I can actually recall the single event that steered me into the field of vertebrate paleontology, a chance encounter with Peter P. Vaughn in the summer of 1962 at the University of California, Los Angeles. I had just received my BA in Zoology at UCLA and was desperately trying to find my way career-wise, when his offer of a part-time job as a preparator seemed like the perfect escape from the harsh world of reality. I was hired on the spot, despite having no idea how a fossil is prepared. I quickly became totally engrossed in the Early Permian research projects handed me, as well as gaining Peter's enthusiastic approval of my developing preparation skills. A year hadn't passed before Peter, believing that he recognized in me a bent for paleontology, asked me if I had "ever considered a career in VP, and would I be interested in being his student?" My answer to the first question was no, whereas an apprehensive yes was my response to the second question. This was the auspicious beginning of my career in VP, and managing to barely survive the rigors of graduate studies, I received a MA in 1965 and then a PhD in 1969, with my thesis test being a vertebrate assemblage from the middle of the Lower Permian, terrestrial type section of Texas.

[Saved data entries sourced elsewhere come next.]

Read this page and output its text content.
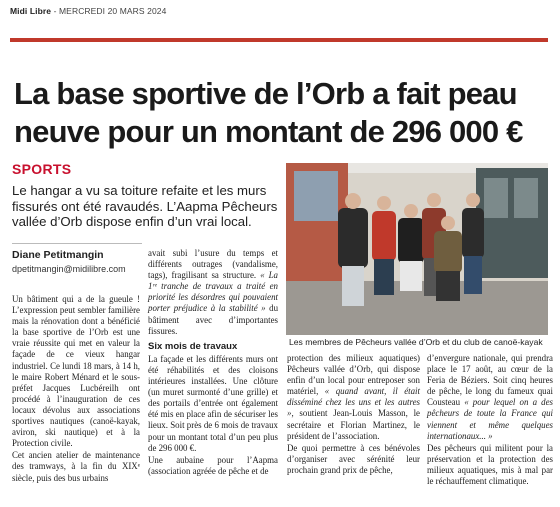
Midi Libre - MERCREDI 20 MARS 2024
La base sportive de l’Orb a fait peau neuve pour un montant de 296 000 €
SPORTS
Le hangar a vu sa toiture refaite et les murs fissurés ont été ravaudés. L’Aapma Pêcheurs vallée d’Orb dispose enfin d’un vrai local.
Diane Petitmangin
dpetitmangin@midilibre.com

Un bâtiment qui a de la gueule ! L’expression peut sembler familière mais la rénovation dont a bénéficié la base sportive de l’Orb est une vraie réussite qui met en valeur la façade de ce vieux hangar industriel. Ce lundi 18 mars, à 14 h, le maire Robert Ménard et le sous-préfet Jacques Lucbéreilh ont procédé à l’inauguration de ces locaux dévolus aux associations sportives nautiques (canoë-kayak, aviron, ski nautique) et à la Protection civile.

Cet ancien atelier de maintenance des tramways, à la fin du XIXᵉ siècle, puis des bus urbains

avait subi l’usure du temps et différents outrages (vandalisme, tags), fragilisant sa structure. « La 1ʳᵉ tranche de travaux a traité en priorité les désordres qui pouvaient porter préjudice à la stabilité » du bâtiment avec d’importantes fissures.

Six mois de travaux

La façade et les différents murs ont été réhabilités et des cloisons intérieures installées. Une clôture (un muret surmonté d’une grille) et des portails d’entrée ont également été mis en place afin de sécuriser les lieux. Soit près de 6 mois de travaux pour un montant total d’un peu plus de 296 000 €.

Une aubaine pour l’Aapma (association agréée de pêche et de

Les membres de Pêcheurs vallée d’Orb et du club de canoë-kayak

protection des milieux aquatiques) Pêcheurs vallée d’Orb, qui dispose enfin d’un local pour entreposer son matériel, « quand avant, il était disséminé chez les uns et les autres », soutient Jean-Louis Masson, le secrétaire et Florian Martinez, le président de l’association.

De quoi permettre à ces bénévoles d’organiser avec sérénité leur prochain grand prix de pêche,

d’envergure nationale, qui prendra place le 17 août, au cœur de la Feria de Béziers. Soit cinq heures de pêche, le long du fameux quai Cousteau « pour lequel on a des pêcheurs de toute la France qui viennent et même quelques internationaux... »

Des pêcheurs qui militent pour la préservation et la protection des milieux aquatiques, mis à mal par le réchauffement climatique.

Infected with Permian fever, I was hired as a curator by the Carnegie Museum of Natural History in 1970, where you can still find me today. It wasn't long before I realized how fortunate I was to be at the CMNH, which has allowed me a boundless range of academic freedom to pursue not only my primary interest, all varieties of Permo-Pennsylvanian vertebrates, but also access to a collection storehouse containing untapped research projects that frequently lured me into new and unfamiliar territories, most especially that of dinosaurs. 1992 marked a fortuitous opportunity to expand my field research to a global scale in a collaborative study with Dr. Thomas Martens of the Museum der Natur Gotha, Germany, who had discovered Early Permian vertebrate skeletal remains at the Bromacker locality in central Germany, which for over a century has been well known strictly for its exquisite vertebrate trackways. With the help of many colleagues, an uninterrupted series of 13 summer field seasons at the Bromacker from 1993 to the present has elevated its stature to a level we unabashedly proclaim makes it the most important Early Permian terrestrial locality ever discovered in Europe, not only in far surpassing all others of comparable age in Europe in the quantity, quality, and diversity of specimens yielded, but also in comprising taxa that occur otherwise only in the U.S. The successes of the Bromacker project and those of my other forays into the late Paleozoic and infrequent diversions into the Mesozoic and Tertiary, invariably reflect vital collaborative support and encouragement of numerous colleagues. Those who I owe the greatest gratitude in enriching my career over the long haul have been Mary Dawson, David Eberth, Amy Henrici, Betty Hill, Jack McIntosh, the late E. C. Olson, Robert Reisz, and Stuart Sumida. But most of all, I will always be especially indebted to Peter P. Vaughn for not only his patient guidance as instructor and mentor, but also instilling in me that there is no richer experience in paleontology than the excitement and satisfaction that comes from discoveries made in the field and lab. Having never sought celebrity status, I am not only deeply flattered and honored as a recipient of the highly prestigious award of Honorary Member of the SVP, but also overwhelmed by the nomination campaign effort that must have been made by colleagues and friends for me to receive this truly unexpected distinction.